Em 1494, as Coroas Portuguesa e de Castela assinaram o Tratado das Tordesilhas, traçando uma linha no meridiano 370 para dividir entre os dois reinos as terras que encontrassem no Novo Mundo. Essa divisão marcaria para sempre a História da região, com o Leste colonizado pelos portugueses e o Oeste, pelos espanhóis.

Embora a linha tenha se mexido ao longo dos séculos seguintes, com os bandeirantes portugueses expandindo o território do seu reino, a separação do continente em dois perdura até hoje e vai muito além de uma questão territorial. A divisão é também social e cultural, a começar pela língua. As estratégias de colonização de Portugal e Espanha guardaram diferenças significativas, que marcaram profundamente os países que mais tarde declarariam sua independência.

A despeito do sonho de Simon Bolívar, o lado espanhol acabou dividido em vários países, enquanto a metade portuguesa permaneceu unificada com o nome de Brasil, talvez pelo fato de ter sediado o reino lusitano durante o período em que a família real fugiu da Europa para escapar de Napoleão.

Por causa do Tratado de Tordesilhas temos hoje duas Américas Latinas bem distintas. Curiosamente, esse termo que as une, “América Latina”, não foi cunhado nem por portugueses nem por espanhóis, mas pelo político e economista francês Michel Chevalier, na tentativa de justificar a colonização francesa da região, que ficou restrita a poucos territórios, e de marcar uma diferença com a colonização anglo-saxônica na América do Norte.

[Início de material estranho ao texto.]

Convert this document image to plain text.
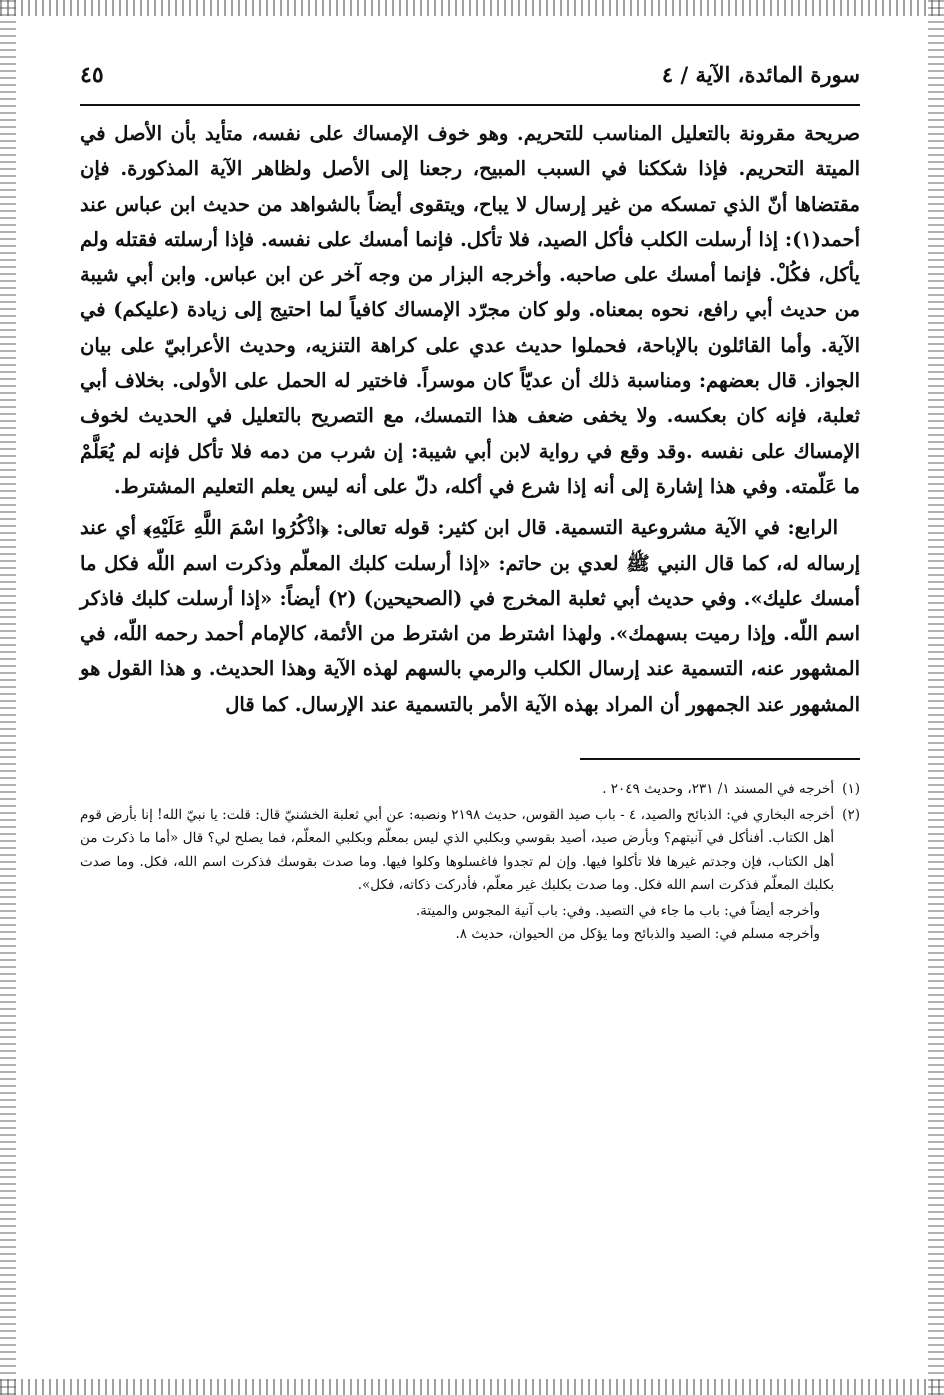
سورة المائدة، الآية / ٤
٤٥

صريحة مقرونة بالتعليل المناسب للتحريم. وهو خوف الإمساك على نفسه، متأيد بأن الأصل في الميتة التحريم. فإذا شككنا في السبب المبيح، رجعنا إلى الأصل ولظاهر الآية المذكورة. فإن مقتضاها أنّ الذي تمسكه من غير إرسال لا يباح، ويتقوى أيضاً بالشواهد من حديث ابن عباس عند أحمد(١): إذا أرسلت الكلب فأكل الصيد، فلا تأكل. فإنما أمسك على نفسه. فإذا أرسلته فقتله ولم يأكل، فكُلْ. فإنما أمسك على صاحبه. وأخرجه البزار من وجه آخر عن ابن عباس. وابن أبي شيبة من حديث أبي رافع، نحوه بمعناه. ولو كان مجرّد الإمساك كافياً لما احتيج إلى زيادة (عليكم) في الآية. وأما القائلون بالإباحة، فحملوا حديث عدي على كراهة التنزيه، وحديث الأعرابيّ على بيان الجواز. قال بعضهم: ومناسبة ذلك أن عديّاً كان موسراً. فاختير له الحمل على الأولى. بخلاف أبي ثعلبة، فإنه كان بعكسه. ولا يخفى ضعف هذا التمسك، مع التصريح بالتعليل في الحديث لخوف الإمساك على نفسه .وقد وقع في رواية لابن أبي شيبة: إن شرب من دمه فلا تأكل فإنه لم يُعَلَّمْ ما عَلّمته. وفي هذا إشارة إلى أنه إذا شرع في أكله، دلّ على أنه ليس يعلم التعليم المشترط.

الرابع: في الآية مشروعية التسمية. قال ابن كثير: قوله تعالى: ﴿اذْكُرُوا اسْمَ اللَّهِ عَلَيْهِ﴾ أي عند إرساله له، كما قال النبي ﷺ لعدي بن حاتم: «إذا أرسلت كلبك المعلّم وذكرت اسم اللّه فكل ما أمسك عليك». وفي حديث أبي ثعلبة المخرج في (الصحيحين) (٢) أيضاً: «إذا أرسلت كلبك فاذكر اسم اللّه. وإذا رميت بسهمك». ولهذا اشترط من اشترط من الأئمة، كالإمام أحمد رحمه اللّه، في المشهور عنه، التسمية عند إرسال الكلب والرمي بالسهم لهذه الآية وهذا الحديث. و هذا القول هو المشهور عند الجمهور أن المراد بهذه الآية الأمر بالتسمية عند الإرسال. كما قال

(١)
أخرجه في المسند ١/ ٢٣١، وحديث ٢٠٤٩ .
(٢)
أخرجه البخاري في: الذبائح والصيد، ٤ - باب صيد القوس، حديث ٢١٩٨ ونصبه: عن أبي ثعلبة الخشنيّ قال: قلت: يا نبيّ الله! إنا بأرض قوم أهل الكتاب. أفنأكل في آنيتهم؟ وبأرض صيد، أصيد بقوسي وبكلبي الذي ليس بمعلّم وبكلبي المعلّم، فما يصلح لي؟ قال «أما ما ذكرت من أهل الكتاب، فإن وجدتم غيرها فلا تأكلوا فيها. وإن لم تجدوا فاغسلوها وكلوا فيها. وما صدت بقوسك فذكرت اسم الله، فكل. وما صدت بكلبك المعلّم فذكرت اسم الله فكل. وما صدت بكلبك غير معلّم، فأدركت ذكاته، فكل».

وأخرجه أيضاً في: باب ما جاء في التصيد. وفي: باب آنية المجوس والميتة.

وأخرجه مسلم في: الصيد والذبائح وما يؤكل من الحيوان، حديث ٨.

Por conta das diferenças de língua e de costumes, as Américas Latinas portuguesa e espanhola passaram muito tempo de costas uma para outra, salvo algumas importantes iniciativas de integração econômica, como o Mercosul. Nas escolas brasileiras, o ensino de inglês é obrigatório, enquanto o de espanhol raramente é oferecido. É como se o país preferisse olhar para longe, do que para os vizinhos ao lado.

Mas a Internet vem alterando isso. A rede internacional de computadores encurtou as distâncias no mundo a aproximou diferentes culturas. Hoje, brasileiros têm muito mais contato com a cultura de outros países latino-americanos e vice-versa.

Na era digital, algumas startups da região superaram a fronteira que divide as duas Américas Latinas. A argentina Mercado Livre é um dos exemplos de maior sucesso. A colombiana Rappi, também. Entre as operadoras móveis, a mexicana Claro e a espanhola Telefônica (Movistar e Vivo) foram igualmente exitosas ao fincar os pés nos dois lados da linha do Tratado das Tordesilhas.

Mas ainda há muito a se avançar na integração social, cultural, econômica e digital da América Latina. Nas arenas móvel, há inúmeras experiências inovadoras que permanecem desconhecidas na região e que poderiam servir de inspiração em outros países.

Pouca gente no Brasil, por exemplo, sabe que o México conta com uma rede 4,5G atacadista, a Red Compartida, criada como parte de uma política pública do governo mexicano e que permitiu o surgimento de várias operadoras móveis virtuais no país, dentre as quais a TIC (Telecomunicaciones Indígenas Comunitárias), uma MVNO para os povos indígenas.

No Peru, o programa Internet para Todos (IpT) é um dos primeiros no mundo a adotar a arquitetura OpenRAN para levar banda larga móvel para áreas rurais, a partir de uma aliança entre Telefônica, Meta e BID.

No Brasil e no Chile, a disponibilização de espectro a baixo custo está fomentando o surgimento de várias redes celulares privativas 4G e 5G, em setores como mineração, manufatura, energia, agricultura e óleo e gás.

O Brasil é o primeiro país da América Latina em que múltiplas operadoras se uniram em torno do Open Gateway e lançaram APIs de rede conjuntamente. Em serviços financeiros digitais, o país é também uma inspiração mundial com seu sistema de pagamentos instantâneos (Pix) e a adoção do Open Finance.

A proposta por trás do Mobile Time Latinoamérica (www.mobiletime.la) é justamente apagar o que ainda resta dessa linha imaginária que divide a América Latina em duas, pelo menos no ecossistema digital. Vamos atrás de histórias inspiradoras nos vários países da região, que serão eventualmente republicadas em português no Mobile Time Brasil e vice-versa. A ideia é aproximar, integrar e aprender uns com os outros, independentemente da língua.